Kebenaran di atas didukung oleh beberapa petunjuk dari teks. Kata “segala sesuatu” di ayat 6 pasti mencakup karunia dan pelayanan di ayat 4-5. Walaupun di ayat 4-6 terlihat ada perbedaan istilah yang dikaitkan dengan tiap Pribadi dalam Tritunggal, semua itu disebut “pernyataan Roh” di ayat 7. Di ayat 6 kata benda energēma dan kata kerja energeō dikaitkan dengan Bapa, tetapi di ayat 10 dan 11 kata tersebut dihubungkan dengan Roh Kudus (ayat 10, LAI:TB “memberikan kuasa untuk mengadakan mujizat”, lit. “kepada yang lain pekerjaan-pekerjaan mujizat” [KJV/ASV/RSV/ESV]). Penetapan dan pembagian karunia dikerjakan baik oleh Roh Kudus (12:8-11) maupun Allah (12:28).

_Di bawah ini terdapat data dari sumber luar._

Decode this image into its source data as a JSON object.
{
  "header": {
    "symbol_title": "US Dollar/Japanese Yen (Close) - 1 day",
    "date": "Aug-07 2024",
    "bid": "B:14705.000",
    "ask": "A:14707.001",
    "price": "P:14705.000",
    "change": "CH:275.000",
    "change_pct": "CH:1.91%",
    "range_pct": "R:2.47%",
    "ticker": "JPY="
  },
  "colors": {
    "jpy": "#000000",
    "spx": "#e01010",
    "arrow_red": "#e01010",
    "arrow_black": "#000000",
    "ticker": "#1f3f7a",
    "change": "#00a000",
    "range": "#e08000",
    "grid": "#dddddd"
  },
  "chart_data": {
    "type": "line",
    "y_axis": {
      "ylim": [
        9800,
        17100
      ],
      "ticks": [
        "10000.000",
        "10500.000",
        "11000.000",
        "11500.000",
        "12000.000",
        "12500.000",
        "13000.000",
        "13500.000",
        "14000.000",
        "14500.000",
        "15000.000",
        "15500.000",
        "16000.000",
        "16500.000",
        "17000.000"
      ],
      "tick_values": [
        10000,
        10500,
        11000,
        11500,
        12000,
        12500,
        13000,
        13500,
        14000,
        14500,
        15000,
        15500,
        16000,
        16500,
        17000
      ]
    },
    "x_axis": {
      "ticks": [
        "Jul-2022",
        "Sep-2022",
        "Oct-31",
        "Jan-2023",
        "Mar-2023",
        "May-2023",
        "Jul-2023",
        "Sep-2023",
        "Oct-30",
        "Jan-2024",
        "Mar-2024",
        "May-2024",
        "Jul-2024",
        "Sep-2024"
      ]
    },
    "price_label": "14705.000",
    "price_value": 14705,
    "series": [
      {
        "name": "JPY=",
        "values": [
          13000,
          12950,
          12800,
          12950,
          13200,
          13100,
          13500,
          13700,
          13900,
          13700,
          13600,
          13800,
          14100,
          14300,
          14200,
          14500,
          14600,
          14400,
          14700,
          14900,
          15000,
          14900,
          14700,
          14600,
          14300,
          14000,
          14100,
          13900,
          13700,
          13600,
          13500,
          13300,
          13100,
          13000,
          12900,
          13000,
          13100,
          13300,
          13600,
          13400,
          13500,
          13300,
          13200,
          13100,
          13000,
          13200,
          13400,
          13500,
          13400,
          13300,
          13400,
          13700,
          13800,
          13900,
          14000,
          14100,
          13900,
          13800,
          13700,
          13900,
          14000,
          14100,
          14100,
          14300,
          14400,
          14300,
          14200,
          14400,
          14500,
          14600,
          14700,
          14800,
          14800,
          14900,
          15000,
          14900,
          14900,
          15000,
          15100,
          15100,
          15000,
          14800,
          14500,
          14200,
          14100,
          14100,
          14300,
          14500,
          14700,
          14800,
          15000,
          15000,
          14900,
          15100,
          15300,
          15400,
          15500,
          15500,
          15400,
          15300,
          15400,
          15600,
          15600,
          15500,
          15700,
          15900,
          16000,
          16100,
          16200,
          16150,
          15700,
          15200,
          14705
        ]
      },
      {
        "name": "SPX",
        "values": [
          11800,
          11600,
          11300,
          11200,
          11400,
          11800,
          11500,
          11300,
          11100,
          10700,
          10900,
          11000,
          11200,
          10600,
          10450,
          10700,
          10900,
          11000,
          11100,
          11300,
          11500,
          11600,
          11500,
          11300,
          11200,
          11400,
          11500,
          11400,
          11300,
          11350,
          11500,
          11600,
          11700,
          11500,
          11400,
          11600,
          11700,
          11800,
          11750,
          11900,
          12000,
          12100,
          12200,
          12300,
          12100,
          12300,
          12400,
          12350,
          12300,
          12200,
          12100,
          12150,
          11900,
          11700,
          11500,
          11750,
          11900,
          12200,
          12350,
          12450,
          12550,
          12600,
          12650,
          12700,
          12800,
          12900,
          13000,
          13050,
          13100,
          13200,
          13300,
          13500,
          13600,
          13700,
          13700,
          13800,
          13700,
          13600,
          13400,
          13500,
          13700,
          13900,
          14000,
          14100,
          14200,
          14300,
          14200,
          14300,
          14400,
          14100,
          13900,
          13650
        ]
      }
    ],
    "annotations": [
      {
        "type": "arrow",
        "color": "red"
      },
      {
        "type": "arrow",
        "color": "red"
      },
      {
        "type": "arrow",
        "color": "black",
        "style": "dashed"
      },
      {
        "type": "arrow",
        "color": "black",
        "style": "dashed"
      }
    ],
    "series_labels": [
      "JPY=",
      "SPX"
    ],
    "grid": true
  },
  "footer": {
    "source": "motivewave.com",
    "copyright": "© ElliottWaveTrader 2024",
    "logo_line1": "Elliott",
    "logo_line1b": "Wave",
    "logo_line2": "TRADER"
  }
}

 Penjelasan tersebut membuktikan ketidakterpisahan dalam diri Allah Tritunggal. Walaupun masing-masing Pribadi biasanya dikaitkan dengan karya tertentu yang menonjol – misalnya Bapa dalam penciptaan, Anak dalam penebusan, dan Roh Kudus dalam pengudusan – semua Pribadi sebenarnya terlibat dalam setiap tindakan (lihat Yoh 1:3; Kol 1:15). Pemunculan konsep teologis seperti ini di dalam surat 1 Korintus merupakan hal yang tidak boleh diabaikan dalam diskusi tentang Tritunggal. Berbeda dengan para pengikut Saksi Yehuwah dan Unitarian yang menuduh doktrin Tritunggal sebagai inovasi kekristenan abad ke-4 yang bersumber dari tradisi kafir, Paulus sejak pertengahan abad ke-1 sudah menandaskan doktrin ini. Hal ini menjadi lebih berbobot apabila dihubungkan dengan fakta bahwa surat 1 Korintus merupakan salah satu surat yang tertua dalam tulisan Paulus maupun Perjanjian Baru.

Di samping itu, konsep Tritunggal yang diajarkan di 12:4-6 juga terlihat masih primitif. Tidak ada istilah tiga pribadi atau satu hakekat yang dipakai. Paulus pun tidak mengutarakan secara jelas bahwa Bapa, Anak, dan Roh adalah satu. Ia hanya menunjukkan secara implisit bahwa ketiganya tidak terpisahkan. Ada ketunggalan di dalam kejamakan, atau sebaliknya. Hal ini menyiratkan bahwa walaupun formulasi baku doktrin Tritunggal baru dirumuskan oleh bapa-bapa gereja di periode selanjutnya, tetapi konsep dasarnya sudah diajarkan secara jelas oleh Paulus.

Apa tujuan Paulus mengaitkan keberagaman aspek karunia rohani dengan Allah Tritunggal? Mengapa ia tidak langsung menghubungkan itu dengan Roh Kudus saja? Paulus ingin mengajarkan kepada jemaat Korintus bahwa karena Allah Tritunggal yang tidak terpisahkan merupakan sumber dari semua karunia rohani, maka penggunaan karunia tersebut di dalam gereja juga harus mencerminkan relasi Tritunggal. Adalah sangat ironis apabila kepemilikan karunia rohani justru menjadi penyebab perselisihan di jemaat Korintus. Sama seperti dalam diri Tritunggal ada kejamakan (Pribadi) tetapi tetap dalam ketunggalan (hakekat), demikian pula jemaat Tuhan memiliki ketunggalan (sama-sama mengakui Yesus sebagai Tuhan) di dalam kejamakan (masing-masing diberi karunia yang spesifik). Soli Deo Gloria.